Ben, reddedilen-kabul edilmeyen taraflarımızla, heteroseksizme çıkıntılıklarımızla kabul edilirsek, eşcinselliğin veya transseksüelliğin, her türlü farklı cinsel kimliklerin o zaman kabul edileceğine inanıyorum.

Biz istiyoruz ki, heteroseksizm bizi rahatsız etmeden kabul etsin, biz de heteroseksist düzenin dengelerini bozmadan yaşayıp gidelim. Öyle bir şey olabilir mi? Öyle bir şey olsaydı heteroseksizm denilen şey olmazdı.

Hem ben heteroseksist değerleri hiçbir şekilde kabul etmediğim için, heteroseksizmle uyumlu bir eşcinsellik de istemiyorum. Heteroseksizmin formatladığı bir farklılığa inanmıyorum çünkü. Ben, ben olamam ki öyle ahlakçı veya tekdüze heteroseksist bir yapıyla. Belki de benim derdim en çok eşcinselliğimin kabul edilmeyişi falan değil.
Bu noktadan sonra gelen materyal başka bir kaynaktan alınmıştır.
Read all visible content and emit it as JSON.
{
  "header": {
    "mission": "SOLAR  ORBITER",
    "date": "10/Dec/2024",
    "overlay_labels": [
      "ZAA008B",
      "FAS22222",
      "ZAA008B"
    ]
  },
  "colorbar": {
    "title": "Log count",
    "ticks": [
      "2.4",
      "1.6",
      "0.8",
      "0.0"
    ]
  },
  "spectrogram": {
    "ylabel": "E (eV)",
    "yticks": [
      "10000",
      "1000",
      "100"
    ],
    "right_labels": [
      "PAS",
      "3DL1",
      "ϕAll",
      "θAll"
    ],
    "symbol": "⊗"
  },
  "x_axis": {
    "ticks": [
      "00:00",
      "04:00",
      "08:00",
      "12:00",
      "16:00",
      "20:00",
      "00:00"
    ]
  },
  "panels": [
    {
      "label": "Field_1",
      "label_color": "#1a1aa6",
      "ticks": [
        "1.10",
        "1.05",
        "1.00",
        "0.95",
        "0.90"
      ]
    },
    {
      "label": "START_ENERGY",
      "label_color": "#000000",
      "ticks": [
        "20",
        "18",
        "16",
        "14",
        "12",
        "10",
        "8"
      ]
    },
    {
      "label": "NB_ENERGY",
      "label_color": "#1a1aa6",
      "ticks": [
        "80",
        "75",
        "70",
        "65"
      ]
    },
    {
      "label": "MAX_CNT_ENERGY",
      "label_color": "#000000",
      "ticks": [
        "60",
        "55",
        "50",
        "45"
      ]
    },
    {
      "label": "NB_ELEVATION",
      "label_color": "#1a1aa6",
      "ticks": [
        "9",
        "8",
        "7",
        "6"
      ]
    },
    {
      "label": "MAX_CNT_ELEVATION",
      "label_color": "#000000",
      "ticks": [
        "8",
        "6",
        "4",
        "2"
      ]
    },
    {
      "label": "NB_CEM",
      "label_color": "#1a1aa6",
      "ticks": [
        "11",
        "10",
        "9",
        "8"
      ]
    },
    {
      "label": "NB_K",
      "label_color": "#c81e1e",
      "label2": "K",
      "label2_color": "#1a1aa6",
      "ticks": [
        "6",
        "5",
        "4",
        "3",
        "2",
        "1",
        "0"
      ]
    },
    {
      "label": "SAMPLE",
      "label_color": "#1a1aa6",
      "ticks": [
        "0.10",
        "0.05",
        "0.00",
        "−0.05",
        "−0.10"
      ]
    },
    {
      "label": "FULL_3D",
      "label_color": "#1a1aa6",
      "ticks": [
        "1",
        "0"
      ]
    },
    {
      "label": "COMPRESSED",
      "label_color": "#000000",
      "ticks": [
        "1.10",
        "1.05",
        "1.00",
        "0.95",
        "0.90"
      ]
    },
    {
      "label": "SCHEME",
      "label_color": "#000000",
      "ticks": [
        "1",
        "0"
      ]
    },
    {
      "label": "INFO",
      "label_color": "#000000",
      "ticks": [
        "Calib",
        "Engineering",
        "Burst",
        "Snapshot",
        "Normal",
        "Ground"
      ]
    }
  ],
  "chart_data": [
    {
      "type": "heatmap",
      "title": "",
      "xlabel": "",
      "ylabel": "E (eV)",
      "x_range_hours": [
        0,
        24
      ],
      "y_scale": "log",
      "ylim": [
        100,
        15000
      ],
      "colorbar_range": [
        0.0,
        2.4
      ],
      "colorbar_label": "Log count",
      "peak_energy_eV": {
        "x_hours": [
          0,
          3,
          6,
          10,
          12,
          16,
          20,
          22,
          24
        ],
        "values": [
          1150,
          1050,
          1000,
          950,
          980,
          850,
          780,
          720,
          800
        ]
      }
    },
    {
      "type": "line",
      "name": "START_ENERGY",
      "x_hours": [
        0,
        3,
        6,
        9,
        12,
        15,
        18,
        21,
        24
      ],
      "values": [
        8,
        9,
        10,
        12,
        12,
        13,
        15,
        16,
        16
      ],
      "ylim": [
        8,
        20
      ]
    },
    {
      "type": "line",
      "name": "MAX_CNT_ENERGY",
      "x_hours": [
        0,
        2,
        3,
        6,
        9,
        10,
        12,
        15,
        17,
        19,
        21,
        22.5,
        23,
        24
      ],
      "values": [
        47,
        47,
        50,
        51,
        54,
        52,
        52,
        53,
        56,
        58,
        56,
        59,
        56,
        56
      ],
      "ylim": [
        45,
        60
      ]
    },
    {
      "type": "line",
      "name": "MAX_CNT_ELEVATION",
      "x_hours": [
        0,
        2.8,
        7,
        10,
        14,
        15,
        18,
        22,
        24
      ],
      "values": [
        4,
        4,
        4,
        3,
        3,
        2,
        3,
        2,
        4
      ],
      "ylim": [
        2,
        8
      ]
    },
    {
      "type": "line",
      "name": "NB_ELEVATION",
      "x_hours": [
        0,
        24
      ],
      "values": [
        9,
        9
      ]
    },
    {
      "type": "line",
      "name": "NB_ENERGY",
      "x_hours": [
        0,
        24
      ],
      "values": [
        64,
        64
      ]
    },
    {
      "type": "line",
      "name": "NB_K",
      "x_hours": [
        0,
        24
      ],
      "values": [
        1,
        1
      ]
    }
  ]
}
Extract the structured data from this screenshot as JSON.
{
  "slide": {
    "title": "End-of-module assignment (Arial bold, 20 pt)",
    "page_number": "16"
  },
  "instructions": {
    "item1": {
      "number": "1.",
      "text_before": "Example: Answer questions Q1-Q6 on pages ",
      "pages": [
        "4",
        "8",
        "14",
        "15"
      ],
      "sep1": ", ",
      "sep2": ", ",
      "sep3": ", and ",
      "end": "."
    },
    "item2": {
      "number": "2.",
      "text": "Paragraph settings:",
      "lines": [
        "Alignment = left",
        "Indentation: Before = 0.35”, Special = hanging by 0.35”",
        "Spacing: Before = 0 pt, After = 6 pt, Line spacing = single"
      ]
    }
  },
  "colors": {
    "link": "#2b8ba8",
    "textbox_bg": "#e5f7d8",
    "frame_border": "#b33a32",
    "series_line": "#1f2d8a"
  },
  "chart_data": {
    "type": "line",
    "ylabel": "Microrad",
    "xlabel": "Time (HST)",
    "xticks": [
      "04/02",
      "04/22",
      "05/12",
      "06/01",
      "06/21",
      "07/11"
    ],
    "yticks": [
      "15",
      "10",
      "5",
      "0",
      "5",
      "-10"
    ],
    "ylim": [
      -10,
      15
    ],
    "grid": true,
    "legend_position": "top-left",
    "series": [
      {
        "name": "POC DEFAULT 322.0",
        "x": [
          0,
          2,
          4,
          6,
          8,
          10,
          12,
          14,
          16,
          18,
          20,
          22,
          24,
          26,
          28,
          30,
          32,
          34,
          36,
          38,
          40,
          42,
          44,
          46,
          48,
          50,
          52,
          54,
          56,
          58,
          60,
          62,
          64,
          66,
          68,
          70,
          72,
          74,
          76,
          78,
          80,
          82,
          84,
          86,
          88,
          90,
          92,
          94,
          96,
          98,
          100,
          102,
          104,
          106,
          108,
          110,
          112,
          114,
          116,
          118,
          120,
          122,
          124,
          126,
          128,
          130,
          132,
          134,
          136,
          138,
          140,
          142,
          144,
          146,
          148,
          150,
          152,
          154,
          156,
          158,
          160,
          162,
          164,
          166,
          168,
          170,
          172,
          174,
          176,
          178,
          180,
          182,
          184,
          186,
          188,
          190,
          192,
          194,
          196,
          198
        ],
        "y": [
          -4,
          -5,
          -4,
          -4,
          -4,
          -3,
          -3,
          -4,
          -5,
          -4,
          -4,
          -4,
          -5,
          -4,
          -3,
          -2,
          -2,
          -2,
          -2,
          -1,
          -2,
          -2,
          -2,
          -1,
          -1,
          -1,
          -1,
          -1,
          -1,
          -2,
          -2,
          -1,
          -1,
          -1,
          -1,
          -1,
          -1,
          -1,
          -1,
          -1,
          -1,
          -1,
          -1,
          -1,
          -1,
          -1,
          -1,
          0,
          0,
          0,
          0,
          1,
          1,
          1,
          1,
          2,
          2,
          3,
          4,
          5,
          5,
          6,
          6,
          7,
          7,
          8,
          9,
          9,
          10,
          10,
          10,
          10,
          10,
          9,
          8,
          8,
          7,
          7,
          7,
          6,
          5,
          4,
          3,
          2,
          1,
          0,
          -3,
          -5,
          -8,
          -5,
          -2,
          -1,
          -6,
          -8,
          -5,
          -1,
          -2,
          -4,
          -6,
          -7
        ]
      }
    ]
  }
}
Her ne olursam olayım % 100 özgürlük, % 100 bir "ben"lik durum istiyorum.

Rahatsız edile-edile ama tam anlamıyla kabul edilmek istiyorum. Bazıları gibi bedensel kimliğimi bulmuşum, cinsel yönelimimi aşksal-aşksal gerçekleştirmişim, paramı da kazanıyoırum, hayatımı da yaşıyorum, "oh ne ala!" diyemiyorum. Bu mudur özlenen kimliksel durumlar? Ya eşcinsellik ve varolamamış eşcinseller ne olacak? Her ötekileştirilmişliğin arkasında, kendini mutlu ve huzurlu hissedip de rahatsız edilmek istemeyen bir eşcinsellik ve transseksüellik vardır.

Gören de herkes kurtarılmış da, bazıları da rahatsız edilmek istemiyor. Unutulmasın ki her sancılı bireysel varoluş, eşcinselliğin varoluşu adına artı bir puandır. Ötekisi öteki olarak varolmaya devam ettikten sonra ben öteki olmaktan kurtulamam ki. Amaç ötekiliği ortadan kaldırmak olmalıdır.

İstiyorum ki beni birileri işaret etsin, istiyorum ki birileri beni karalasın, birileri beni cinsel kimliğimden dolayı rahatsız etsin. Varolayım ki, kendimi savunabileyim. Varolayım ki birilerinden beni rahatsız ettikleri için hesap sorabileyim, sordurtabileyim. Yoksa yer altında gizli yaşamakla, yer üstünde rahatsız edilmeden yaşamak arasında hiçbir far yok, bence!